# pied de nez



## anneta

Hola he oido en un informativo esta expresión ( no sé si está bien escrita): " faire un  pied de nez" , a propósito de las relaciones de Hugo Chávez y Bush. ¿ qué signifca?


----------



## claude beaubois

anneta said:


> Hola he oido en un informativo esta expresión ( no sé si está bien escrita): " faire un pied de nez" , a propósito de las relaciones de Hugo Chávez y Bush. ¿ qué signifca?


 
Anneta, "faire un pied de nez" es mofarse, burlarse.
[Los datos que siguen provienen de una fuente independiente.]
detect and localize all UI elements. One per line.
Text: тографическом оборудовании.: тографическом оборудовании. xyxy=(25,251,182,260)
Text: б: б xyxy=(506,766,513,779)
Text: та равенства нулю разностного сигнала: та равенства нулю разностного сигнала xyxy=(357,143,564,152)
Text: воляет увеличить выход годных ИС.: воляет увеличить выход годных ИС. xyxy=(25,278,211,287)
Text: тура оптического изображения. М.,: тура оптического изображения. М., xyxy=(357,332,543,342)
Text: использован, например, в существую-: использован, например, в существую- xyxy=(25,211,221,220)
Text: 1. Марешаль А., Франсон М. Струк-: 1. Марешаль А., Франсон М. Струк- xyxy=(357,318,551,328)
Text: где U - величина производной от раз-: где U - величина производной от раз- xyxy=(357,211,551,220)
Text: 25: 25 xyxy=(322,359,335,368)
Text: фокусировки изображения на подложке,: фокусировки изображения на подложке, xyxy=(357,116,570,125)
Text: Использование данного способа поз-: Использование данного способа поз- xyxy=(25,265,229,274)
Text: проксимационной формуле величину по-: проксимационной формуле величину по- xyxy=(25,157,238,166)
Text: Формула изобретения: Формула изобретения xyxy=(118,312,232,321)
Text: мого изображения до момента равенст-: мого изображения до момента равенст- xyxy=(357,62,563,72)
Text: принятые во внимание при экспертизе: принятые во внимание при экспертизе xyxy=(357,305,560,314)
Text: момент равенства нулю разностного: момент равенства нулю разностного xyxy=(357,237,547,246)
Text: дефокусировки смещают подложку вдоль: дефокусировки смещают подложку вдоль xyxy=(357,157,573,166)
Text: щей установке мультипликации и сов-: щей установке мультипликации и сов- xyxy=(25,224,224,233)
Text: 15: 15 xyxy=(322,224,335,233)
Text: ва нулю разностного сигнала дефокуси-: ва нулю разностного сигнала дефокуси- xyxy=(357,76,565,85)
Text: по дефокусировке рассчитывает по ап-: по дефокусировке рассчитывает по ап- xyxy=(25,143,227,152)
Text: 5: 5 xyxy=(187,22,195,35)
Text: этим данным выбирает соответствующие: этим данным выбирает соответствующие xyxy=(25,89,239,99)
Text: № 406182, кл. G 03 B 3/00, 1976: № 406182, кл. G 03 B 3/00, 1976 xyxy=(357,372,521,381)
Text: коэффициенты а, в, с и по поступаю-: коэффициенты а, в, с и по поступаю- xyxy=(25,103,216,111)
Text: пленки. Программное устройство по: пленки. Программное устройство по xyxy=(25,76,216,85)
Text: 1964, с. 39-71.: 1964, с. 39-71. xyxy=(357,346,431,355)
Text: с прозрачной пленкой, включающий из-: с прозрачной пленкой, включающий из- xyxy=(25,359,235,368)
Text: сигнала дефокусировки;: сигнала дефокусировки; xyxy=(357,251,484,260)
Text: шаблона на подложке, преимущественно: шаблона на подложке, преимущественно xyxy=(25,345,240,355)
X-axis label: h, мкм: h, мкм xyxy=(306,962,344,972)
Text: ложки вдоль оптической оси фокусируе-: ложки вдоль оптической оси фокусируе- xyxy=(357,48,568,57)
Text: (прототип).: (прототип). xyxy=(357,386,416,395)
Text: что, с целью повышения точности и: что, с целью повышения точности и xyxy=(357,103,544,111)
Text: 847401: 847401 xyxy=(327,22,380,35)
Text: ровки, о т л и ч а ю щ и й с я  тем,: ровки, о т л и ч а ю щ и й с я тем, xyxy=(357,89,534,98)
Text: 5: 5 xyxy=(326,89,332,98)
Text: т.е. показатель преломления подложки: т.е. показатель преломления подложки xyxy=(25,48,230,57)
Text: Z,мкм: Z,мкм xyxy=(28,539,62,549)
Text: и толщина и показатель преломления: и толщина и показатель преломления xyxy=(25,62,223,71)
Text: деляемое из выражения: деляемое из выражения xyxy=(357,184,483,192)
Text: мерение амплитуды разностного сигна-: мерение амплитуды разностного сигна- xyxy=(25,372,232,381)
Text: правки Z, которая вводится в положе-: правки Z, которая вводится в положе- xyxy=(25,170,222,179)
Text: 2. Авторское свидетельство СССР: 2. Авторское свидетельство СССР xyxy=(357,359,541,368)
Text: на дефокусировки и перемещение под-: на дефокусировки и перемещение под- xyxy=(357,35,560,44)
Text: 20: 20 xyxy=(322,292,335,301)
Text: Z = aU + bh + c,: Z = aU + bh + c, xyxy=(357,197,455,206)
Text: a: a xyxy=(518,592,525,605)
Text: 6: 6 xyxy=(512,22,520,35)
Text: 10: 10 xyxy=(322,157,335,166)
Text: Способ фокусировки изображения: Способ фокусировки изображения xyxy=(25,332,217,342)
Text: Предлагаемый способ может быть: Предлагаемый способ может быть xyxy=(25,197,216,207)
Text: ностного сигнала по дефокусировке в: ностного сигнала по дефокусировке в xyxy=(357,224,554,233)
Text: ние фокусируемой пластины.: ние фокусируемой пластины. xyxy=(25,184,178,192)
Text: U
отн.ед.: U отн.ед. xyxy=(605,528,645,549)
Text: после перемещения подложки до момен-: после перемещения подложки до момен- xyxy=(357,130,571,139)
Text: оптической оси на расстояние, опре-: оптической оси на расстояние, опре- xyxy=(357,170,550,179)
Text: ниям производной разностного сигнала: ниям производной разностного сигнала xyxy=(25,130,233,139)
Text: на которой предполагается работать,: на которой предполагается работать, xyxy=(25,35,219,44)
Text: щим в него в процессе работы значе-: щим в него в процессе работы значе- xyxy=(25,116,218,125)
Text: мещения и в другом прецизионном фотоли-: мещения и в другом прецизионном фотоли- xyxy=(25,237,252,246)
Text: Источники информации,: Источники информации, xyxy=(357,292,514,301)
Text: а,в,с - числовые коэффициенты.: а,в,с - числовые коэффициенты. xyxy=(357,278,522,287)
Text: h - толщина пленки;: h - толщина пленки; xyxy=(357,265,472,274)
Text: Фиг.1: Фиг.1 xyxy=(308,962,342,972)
El pied de nez consiste en colocar el pulgar sobre la punta de la naríz  de uno y agitar los demás dedos en abanico mirando al burlado, eso acompañado de alguna mueca despectiva o de risa...No sé si hay expresión  equivalente ni cual será en español, pero si hay una con la misma idea pero más ofensiva: Hacer pistola. Saludos.


----------



## Víctor Pérez

Al parecer, al "*pied de nez*" se le dice en algunos países de habla española "*pito catalán*" mientras que en Cataluña se le dice "*pam i pipa*".


----------



## Iroise

En mi diccionario espanol/frances, tengo "pito catalan" = pied de nez.


----------



## marcoszorrilla

Pues en un libro de expresiones que tengo lo equipara a:

*Faire la nique* ---> Hacer burla a alguien.


----------



## anneta

Gracias  a todos por la ayuda prestada para solucionar la cuestión. Creo efectivamente como Claude que es" burlarse de alguién."

  saludos


----------



## carmen López

NUEVA PREGUNTA​
Hola,

¿alguien puede decirme qué significa "faire un pied de nez"?
¿puede ser "sacar la lengua"?
Gracias,
Carmen


----------



## nhat

si ! es casi lo mismo
en realidad, es un tipo de mueca tambien.
consiste en poner el dedo gordo sobre la nariz y mover los otros dedos.
es un poco compicado para explicar... pero es lo que los ninos suelen hacer para pinchar a los otros.


----------



## Domtom

-
Es un signo burlesco dirigido contra alguien; para ello se apoya el pulgar de una mano en la punta de la nariz, con el resto de los dedos bien estirados.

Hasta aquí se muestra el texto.